Marie Bolloré : «Mettre fin à Autolib' est une décision aberrante»

La dirigeante d’Autolib’ Marie Bolloré s’exprime pour la première fois sur la décision de la Ville de Paris de mettre fin ce jeudi au service d’autopartage de véhicules électriques.

    Jeudi, Autolib' ce sera (sans doute) fini. Les élus du Syndicat Autolib' Vélib' Métropole (SAVM), qui réunit Paris et 98 communes de banlieue adhérentes au service d'autopartage de Bolloré, sont amenés à se prononcer sur la résiliation anticipée de cette délégation de service public avant son échéance en 2023. En cause, les pertes abyssales du service.

    Lancé en 2011, Autolib' a conquis 370 000 abonnés depuis ses débuts et environ 25 millions de trajets ont été effectués sur ses quelque 4 000 Bluecar électriques. Mais sans jamais atteindre l'équilibre économique. Bolloré a donc demandé aux communes 233 millions d'euros sur les 293 millions d'euros de pertes attendus en 2023.

    « Abracadabrantesque » selon Anne Hidalgo, la maire de Paris.
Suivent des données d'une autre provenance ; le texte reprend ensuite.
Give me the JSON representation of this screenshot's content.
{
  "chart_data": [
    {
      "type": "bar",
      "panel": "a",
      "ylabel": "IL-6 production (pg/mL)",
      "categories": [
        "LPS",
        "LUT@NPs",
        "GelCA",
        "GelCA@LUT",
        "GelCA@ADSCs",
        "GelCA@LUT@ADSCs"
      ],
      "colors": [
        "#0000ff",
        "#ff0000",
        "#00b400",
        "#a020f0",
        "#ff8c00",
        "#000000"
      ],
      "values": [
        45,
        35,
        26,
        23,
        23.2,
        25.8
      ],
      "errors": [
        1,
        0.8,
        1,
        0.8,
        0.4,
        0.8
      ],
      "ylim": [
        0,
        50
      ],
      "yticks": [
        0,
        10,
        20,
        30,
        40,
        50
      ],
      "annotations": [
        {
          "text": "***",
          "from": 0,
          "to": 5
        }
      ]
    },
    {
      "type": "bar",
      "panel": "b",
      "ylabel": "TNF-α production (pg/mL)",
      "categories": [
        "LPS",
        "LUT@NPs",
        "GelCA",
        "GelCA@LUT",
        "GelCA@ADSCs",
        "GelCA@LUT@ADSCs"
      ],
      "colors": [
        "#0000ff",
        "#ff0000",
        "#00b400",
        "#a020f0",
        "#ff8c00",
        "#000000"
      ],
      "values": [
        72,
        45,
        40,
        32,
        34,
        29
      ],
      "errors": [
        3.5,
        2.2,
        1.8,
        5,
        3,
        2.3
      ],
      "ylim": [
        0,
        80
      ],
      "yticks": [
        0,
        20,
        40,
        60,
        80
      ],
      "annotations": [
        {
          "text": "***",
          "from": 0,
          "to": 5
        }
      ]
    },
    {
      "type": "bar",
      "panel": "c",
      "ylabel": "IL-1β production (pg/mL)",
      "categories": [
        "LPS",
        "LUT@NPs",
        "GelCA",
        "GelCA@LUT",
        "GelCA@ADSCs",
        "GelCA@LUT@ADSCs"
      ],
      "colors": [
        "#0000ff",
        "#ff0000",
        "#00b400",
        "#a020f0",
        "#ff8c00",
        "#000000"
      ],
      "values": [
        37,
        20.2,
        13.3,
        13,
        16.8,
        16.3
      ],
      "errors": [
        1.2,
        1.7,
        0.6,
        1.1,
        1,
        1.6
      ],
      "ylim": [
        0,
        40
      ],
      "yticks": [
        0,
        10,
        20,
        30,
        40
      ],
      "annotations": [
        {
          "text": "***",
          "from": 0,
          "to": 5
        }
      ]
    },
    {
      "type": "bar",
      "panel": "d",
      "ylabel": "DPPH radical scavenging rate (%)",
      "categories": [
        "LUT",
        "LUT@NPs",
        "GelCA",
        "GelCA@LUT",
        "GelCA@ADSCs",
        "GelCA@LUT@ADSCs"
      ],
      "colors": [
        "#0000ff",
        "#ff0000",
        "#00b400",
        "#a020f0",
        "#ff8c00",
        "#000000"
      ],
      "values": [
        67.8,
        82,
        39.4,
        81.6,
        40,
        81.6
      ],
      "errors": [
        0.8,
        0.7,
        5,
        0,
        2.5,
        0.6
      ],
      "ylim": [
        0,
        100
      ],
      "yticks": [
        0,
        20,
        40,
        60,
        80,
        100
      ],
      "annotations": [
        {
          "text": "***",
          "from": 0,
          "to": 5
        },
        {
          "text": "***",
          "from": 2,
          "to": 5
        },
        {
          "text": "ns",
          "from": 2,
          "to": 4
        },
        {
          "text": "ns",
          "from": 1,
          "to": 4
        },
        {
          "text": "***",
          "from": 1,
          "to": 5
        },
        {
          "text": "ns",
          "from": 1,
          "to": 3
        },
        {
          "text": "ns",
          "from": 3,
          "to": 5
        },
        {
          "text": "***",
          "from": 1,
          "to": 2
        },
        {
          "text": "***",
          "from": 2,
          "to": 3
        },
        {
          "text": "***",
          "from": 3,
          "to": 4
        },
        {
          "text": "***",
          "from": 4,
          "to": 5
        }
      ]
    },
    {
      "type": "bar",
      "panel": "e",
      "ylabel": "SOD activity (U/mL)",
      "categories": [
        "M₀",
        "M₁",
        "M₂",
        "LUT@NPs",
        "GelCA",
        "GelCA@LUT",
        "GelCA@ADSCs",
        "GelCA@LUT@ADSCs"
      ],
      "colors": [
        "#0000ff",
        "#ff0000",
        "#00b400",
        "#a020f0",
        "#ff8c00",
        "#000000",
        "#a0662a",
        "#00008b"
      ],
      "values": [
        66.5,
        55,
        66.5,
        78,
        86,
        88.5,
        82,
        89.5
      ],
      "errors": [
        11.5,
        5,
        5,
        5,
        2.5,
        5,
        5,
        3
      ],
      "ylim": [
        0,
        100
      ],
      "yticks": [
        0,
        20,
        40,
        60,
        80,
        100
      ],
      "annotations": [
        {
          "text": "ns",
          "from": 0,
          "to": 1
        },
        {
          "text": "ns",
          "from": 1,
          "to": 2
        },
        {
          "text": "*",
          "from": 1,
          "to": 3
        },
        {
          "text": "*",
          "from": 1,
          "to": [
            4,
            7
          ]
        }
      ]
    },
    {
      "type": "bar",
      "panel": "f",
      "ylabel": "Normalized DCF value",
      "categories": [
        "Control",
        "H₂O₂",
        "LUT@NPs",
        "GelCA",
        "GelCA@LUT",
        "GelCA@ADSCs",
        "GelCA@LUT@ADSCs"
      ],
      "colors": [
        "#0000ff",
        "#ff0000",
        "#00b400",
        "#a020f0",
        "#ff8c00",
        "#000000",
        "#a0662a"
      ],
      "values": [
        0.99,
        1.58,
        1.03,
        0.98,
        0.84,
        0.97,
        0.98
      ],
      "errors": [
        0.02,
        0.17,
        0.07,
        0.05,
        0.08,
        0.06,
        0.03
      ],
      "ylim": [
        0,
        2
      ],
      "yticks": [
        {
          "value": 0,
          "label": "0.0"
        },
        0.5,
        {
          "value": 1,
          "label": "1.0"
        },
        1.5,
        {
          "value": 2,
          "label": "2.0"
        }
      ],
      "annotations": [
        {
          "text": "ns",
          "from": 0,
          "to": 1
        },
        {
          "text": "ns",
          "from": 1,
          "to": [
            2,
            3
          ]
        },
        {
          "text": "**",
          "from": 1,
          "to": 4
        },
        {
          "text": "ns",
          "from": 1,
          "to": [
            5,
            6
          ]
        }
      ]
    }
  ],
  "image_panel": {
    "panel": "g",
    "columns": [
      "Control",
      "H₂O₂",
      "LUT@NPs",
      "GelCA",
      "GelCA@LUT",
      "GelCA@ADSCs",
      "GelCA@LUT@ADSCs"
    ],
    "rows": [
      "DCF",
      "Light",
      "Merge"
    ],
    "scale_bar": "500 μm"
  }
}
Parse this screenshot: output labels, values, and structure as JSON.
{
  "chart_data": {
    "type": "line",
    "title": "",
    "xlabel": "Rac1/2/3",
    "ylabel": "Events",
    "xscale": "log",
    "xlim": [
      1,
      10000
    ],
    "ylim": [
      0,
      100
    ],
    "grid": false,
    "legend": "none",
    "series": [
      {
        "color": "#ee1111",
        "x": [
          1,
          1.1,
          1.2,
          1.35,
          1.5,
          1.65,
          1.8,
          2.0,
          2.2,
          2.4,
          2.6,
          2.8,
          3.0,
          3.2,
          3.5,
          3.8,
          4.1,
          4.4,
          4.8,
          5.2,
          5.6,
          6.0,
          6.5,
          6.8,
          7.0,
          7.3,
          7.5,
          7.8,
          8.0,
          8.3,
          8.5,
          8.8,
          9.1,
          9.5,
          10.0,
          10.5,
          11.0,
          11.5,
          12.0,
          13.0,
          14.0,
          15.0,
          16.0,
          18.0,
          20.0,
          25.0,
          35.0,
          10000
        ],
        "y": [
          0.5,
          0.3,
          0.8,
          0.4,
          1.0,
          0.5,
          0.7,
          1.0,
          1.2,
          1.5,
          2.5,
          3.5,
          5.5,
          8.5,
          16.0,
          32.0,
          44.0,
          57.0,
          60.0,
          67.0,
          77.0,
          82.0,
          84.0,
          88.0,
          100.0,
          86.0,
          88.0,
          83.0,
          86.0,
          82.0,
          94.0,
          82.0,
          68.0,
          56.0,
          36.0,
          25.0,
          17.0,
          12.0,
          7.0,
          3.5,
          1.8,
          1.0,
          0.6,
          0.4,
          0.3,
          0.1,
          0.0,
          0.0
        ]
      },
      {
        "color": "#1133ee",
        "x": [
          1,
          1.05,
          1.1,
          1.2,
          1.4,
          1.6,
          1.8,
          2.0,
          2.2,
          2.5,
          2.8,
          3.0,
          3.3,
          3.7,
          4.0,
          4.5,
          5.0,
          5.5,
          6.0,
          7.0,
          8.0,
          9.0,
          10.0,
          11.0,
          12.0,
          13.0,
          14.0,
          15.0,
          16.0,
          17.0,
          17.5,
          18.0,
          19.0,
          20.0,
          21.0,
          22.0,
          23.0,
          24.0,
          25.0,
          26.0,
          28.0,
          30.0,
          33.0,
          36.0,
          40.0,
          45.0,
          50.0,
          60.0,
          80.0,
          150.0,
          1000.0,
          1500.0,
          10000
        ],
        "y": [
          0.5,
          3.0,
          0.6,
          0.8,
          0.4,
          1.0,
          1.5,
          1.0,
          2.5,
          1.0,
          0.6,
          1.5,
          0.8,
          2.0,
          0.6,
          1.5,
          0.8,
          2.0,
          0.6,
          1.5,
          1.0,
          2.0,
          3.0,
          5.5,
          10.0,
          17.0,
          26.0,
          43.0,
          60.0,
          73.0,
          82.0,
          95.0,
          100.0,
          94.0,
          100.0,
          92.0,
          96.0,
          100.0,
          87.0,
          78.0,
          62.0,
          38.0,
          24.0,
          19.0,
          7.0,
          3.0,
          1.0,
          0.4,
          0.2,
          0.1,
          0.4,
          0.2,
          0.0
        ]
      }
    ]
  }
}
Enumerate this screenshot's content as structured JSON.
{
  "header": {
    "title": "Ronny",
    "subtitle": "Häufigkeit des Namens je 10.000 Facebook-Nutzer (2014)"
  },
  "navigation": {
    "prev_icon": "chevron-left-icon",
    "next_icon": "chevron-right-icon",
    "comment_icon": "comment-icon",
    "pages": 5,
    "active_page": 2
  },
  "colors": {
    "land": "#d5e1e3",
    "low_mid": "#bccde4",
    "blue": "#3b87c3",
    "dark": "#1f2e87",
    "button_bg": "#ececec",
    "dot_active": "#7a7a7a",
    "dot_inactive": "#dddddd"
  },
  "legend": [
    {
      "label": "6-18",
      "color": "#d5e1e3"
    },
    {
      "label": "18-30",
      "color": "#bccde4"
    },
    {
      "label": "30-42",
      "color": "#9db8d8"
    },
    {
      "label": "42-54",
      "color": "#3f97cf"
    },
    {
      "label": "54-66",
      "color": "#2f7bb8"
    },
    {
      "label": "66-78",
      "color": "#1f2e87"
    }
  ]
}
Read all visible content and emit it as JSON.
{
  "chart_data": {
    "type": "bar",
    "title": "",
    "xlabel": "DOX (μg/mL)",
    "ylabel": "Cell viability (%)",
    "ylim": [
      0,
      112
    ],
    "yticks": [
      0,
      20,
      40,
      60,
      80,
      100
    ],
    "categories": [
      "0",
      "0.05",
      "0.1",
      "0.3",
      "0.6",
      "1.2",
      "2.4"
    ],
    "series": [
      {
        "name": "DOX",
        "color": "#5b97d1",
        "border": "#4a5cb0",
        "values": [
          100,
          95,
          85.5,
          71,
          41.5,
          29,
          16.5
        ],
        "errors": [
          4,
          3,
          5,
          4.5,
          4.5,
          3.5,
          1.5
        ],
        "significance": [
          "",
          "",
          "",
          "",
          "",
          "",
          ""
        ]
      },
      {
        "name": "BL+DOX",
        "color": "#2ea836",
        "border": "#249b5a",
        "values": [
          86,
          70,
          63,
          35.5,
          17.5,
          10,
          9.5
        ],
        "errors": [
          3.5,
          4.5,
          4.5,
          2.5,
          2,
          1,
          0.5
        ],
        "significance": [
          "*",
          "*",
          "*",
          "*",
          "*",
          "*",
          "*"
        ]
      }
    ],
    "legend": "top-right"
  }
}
Après avoir entendu aussi l es reproches de Catherine Baratti-Elbaz, présidente du SAVM, vendredi, le groupe Bolloré a tenu à réagir. « Cette décision est aberrante », a martelé Marie Bolloré, directrice de la mobilité pour Blue Solutions et fille de l'industriel breton, pour sa première prise de parole sur le sujet.

    Qu'est-ce qui vous pousse à sortir du silence ?

    MARIE BOLLORÉ. On voulait réagir car nous avons découvert dans la presse la décision du syndicat mixte Autolib' Métropole. Beaucoup d'éléments sont peu exacts. Notamment sur l'arrêt brutal des négociations. Nous avions alerté sur le déficit et l'urgence de prendre des mesures pour relancer le service et innover. C'était fin décembre 2016, et la seule réponse qu'a eue le syndicat mixte, c'est de commander un audit au cabinet Ernst & Young.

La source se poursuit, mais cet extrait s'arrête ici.